The rituals [in India] can go on for a long time. There are aspects of solemnity but there are also moments of joy in celebrating memories.

Anil's parents in the Lake District

A holistic view on end of life

A connection with places they visited together, is something Anil particularly values. “We used to go on holiday to the Lake District. I have lots of memories of tramping around the fells, walking and talking.” Bhola so loved the Lakeland landscape that he eventually bought a retirement cottage there, which remains in the family. “It’s a very special place for me now. There are threads of continuity in my life which mean thoughts about him surface for me frequently when I’m in these places.”

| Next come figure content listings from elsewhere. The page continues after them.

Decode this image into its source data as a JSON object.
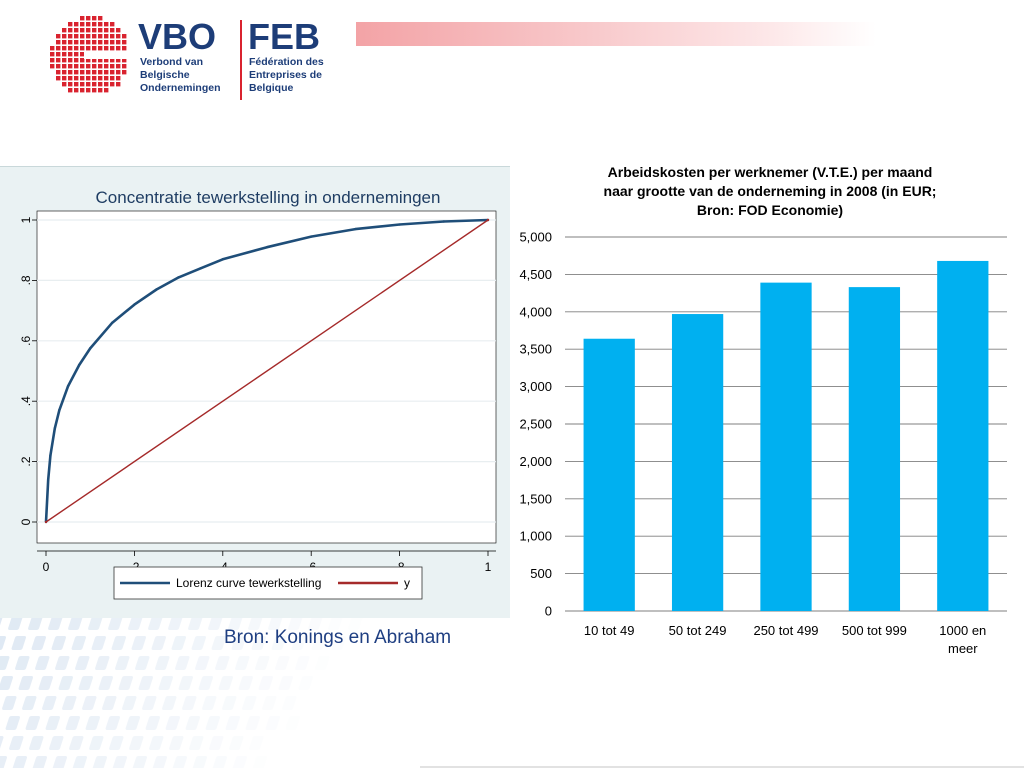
{
  "logo": {
    "brand_nl": "VBO",
    "brand_fr": "FEB",
    "name_nl": "Verbond van\nBelgische\nOndernemingen",
    "name_fr": "Fédération des\nEntreprises de\nBelgique"
  },
  "colors": {
    "brand_blue": "#1d3d78",
    "brand_red": "#d9232f",
    "bar": "#00b0f0",
    "lorenz": "#1f4e79",
    "diagonal": "#a52a2a"
  },
  "left_source": "Bron: Konings en Abraham",
  "chart_data": [
    {
      "type": "line",
      "title": "Concentratie tewerkstelling in ondernemingen",
      "xlabel": "",
      "ylabel": "",
      "x_ticks": [
        "0",
        ".2",
        ".4",
        ".6",
        ".8",
        "1"
      ],
      "y_ticks": [
        "0",
        ".2",
        ".4",
        ".6",
        ".8",
        "1"
      ],
      "xlim": [
        0,
        1
      ],
      "ylim": [
        0,
        1
      ],
      "grid": true,
      "legend_position": "bottom",
      "series": [
        {
          "name": "Lorenz curve tewerkstelling",
          "x": [
            0,
            0.005,
            0.01,
            0.02,
            0.03,
            0.05,
            0.075,
            0.1,
            0.15,
            0.2,
            0.25,
            0.3,
            0.35,
            0.4,
            0.5,
            0.6,
            0.7,
            0.8,
            0.9,
            1.0
          ],
          "y": [
            0,
            0.14,
            0.22,
            0.31,
            0.37,
            0.45,
            0.52,
            0.575,
            0.66,
            0.72,
            0.77,
            0.81,
            0.84,
            0.87,
            0.91,
            0.945,
            0.97,
            0.985,
            0.995,
            1.0
          ]
        },
        {
          "name": "y",
          "x": [
            0,
            1
          ],
          "y": [
            0,
            1
          ]
        }
      ]
    },
    {
      "type": "bar",
      "title": "Arbeidskosten per werknemer (V.T.E.) per maand naar grootte van de onderneming in 2008 (in EUR; Bron: FOD Economie)",
      "title_lines": [
        "Arbeidskosten per werknemer (V.T.E.) per maand",
        "naar grootte van de onderneming in 2008 (in EUR;",
        "Bron: FOD Economie)"
      ],
      "categories": [
        "10 tot 49",
        "50 tot 249",
        "250 tot 499",
        "500 tot 999",
        "1000 en meer"
      ],
      "category_lines": [
        [
          "10 tot 49"
        ],
        [
          "50 tot 249"
        ],
        [
          "250 tot 499"
        ],
        [
          "500 tot 999"
        ],
        [
          "1000 en",
          "meer"
        ]
      ],
      "values": [
        3640,
        3970,
        4390,
        4330,
        4680
      ],
      "y_ticks": [
        "0",
        "500",
        "1,000",
        "1,500",
        "2,000",
        "2,500",
        "3,000",
        "3,500",
        "4,000",
        "4,500",
        "5,000"
      ],
      "ylim": [
        0,
        5000
      ],
      "xlabel": "",
      "ylabel": "",
      "grid": true
    }
  ]
}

As medicine and science advance, we mustn’t lose a holistic view of the end of life, asking difficult questions about what’s most important to the person dying and to their loved ones, Anil believes. “Modern medicine is so predicated on keeping people alive at all costs. We need to think about that person’s wishes, and attention must shift from keeping people alive at all costs, to allowing them to live the best life with the time they have remaining."

Anil Seth   is Professor of Cognitive and Computational Neuroscience at the University of Sussex, and author of Being You: A New Science of Consciousness.